Su historia de amor podría ser la trama de cualquier guion cinematográfico. Luego de casi dos décadas separados, la intérprete y uno de los galanes más populares de Hollywood volvían a reencontrarse para darse una segunda oportunidad… Y esta vez llegaron al altar. Sin embargo, esta segunda vuelta tampoco prosperó y la pareja se separó en agosto de 2024. Si bien desde entonces se tejieron un montón de especulaciones sobre qué podría haber motivado la ruptura esta vez, ellos nunca hablaron al respecto. Al menos hasta hace unas horas, cuando JLo abrió su corazón e hizo algunas confesiones inesperadas sobre lo que significó esta separación en su vida.

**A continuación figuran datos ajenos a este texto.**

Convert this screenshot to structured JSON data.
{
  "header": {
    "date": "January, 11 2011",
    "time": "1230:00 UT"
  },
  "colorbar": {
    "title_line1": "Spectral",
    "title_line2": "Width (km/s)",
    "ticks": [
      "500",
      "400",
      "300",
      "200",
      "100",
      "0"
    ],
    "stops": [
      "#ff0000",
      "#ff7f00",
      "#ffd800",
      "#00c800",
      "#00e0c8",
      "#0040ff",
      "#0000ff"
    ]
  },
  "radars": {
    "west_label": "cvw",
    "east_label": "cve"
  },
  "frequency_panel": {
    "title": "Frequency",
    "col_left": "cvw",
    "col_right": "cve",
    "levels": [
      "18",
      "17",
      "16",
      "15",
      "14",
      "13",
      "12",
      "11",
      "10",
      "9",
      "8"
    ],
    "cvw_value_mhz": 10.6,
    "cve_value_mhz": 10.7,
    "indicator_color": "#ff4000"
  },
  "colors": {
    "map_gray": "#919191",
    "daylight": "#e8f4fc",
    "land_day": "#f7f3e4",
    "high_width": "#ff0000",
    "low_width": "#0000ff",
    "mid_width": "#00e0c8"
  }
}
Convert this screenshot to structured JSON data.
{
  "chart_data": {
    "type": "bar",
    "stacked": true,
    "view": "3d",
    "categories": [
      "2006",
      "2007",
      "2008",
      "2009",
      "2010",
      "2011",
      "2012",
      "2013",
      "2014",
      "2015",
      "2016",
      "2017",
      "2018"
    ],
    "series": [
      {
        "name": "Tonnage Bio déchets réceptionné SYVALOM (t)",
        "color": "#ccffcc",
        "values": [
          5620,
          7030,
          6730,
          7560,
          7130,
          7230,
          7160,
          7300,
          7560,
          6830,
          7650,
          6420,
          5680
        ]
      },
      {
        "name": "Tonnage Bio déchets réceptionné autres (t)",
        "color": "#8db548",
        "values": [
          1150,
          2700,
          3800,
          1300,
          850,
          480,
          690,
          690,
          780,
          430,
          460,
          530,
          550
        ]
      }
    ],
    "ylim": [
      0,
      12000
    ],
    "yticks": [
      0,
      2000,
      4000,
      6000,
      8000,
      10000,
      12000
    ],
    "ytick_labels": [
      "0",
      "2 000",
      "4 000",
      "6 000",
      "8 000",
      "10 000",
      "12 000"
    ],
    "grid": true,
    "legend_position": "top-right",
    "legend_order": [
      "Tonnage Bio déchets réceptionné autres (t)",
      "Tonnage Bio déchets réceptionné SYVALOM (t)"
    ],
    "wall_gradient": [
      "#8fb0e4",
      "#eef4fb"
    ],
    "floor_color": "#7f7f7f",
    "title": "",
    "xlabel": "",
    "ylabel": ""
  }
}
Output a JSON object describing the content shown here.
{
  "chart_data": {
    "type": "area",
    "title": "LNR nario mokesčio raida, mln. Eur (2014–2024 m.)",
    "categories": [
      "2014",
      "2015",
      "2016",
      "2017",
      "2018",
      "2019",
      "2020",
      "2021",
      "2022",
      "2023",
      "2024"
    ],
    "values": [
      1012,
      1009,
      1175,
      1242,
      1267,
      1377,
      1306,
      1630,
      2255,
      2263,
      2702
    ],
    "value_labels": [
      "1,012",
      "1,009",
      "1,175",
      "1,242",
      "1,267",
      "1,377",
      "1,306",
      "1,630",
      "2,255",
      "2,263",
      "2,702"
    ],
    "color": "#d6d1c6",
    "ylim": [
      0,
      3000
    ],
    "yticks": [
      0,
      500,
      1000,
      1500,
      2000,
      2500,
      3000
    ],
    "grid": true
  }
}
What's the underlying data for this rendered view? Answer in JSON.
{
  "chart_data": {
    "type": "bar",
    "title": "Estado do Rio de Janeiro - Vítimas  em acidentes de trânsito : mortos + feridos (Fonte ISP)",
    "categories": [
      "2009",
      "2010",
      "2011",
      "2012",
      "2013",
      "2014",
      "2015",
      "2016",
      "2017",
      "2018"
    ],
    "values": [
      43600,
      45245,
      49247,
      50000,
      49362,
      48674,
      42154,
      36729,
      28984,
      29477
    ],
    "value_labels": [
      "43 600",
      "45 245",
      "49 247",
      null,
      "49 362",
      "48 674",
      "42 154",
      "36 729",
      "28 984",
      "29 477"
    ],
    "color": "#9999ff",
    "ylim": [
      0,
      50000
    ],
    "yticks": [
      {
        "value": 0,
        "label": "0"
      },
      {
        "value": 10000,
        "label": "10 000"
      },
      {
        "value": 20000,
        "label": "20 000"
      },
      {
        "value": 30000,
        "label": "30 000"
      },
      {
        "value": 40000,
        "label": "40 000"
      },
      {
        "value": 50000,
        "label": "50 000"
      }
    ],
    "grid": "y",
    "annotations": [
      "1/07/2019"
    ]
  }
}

Lejos de sentirla como un fracaso sentimental, la artista de raíces latinas aseguró que separarse de Affleck fue “lo mejor” que le “ha pasado en la vida”. Sus declaraciones, que tomaron por sorpresa a más de uno, surgieron en medio de una entrevista con CBS News Sunday Mornings, donde había sido invitada para promocionar su nueva película, de la cual su exmarido es productor ejecutivo. Ante la mirada atónita del entrevistador, Lopez explicó por qué ve su divorcio como algo positivo: “Porque me cambió… No me cambió, me ayudó a crecer de una manera que necesitaba crecer”, se retractó.

Según sus dichos, El beso de la mujer araña fue una experiencia desafiante y reveladora” que la ayudó a tomar una decisión que en otro momento veía imposible. Si bien durante el rodaje de este film -que llega a todos los cines la próxima semana- la pareja estaba casada aún, los problemas matrimoniales iban en ascenso. “Fue un momento muy difícil”, confesó quien encontró en el set “un refugio”. “Era difícil no pensar en nada. Fue como el mejor y el peor de los momentos, en cierto modo, porque cada momento en el set, cada momento que interpretaba este papel, era tan feliz. Y luego, en casa, no era tan bueno. Y me preguntaba: ‘¿Cómo puedo conciliar esto?’. Pero uno sale adelante”, advirtió.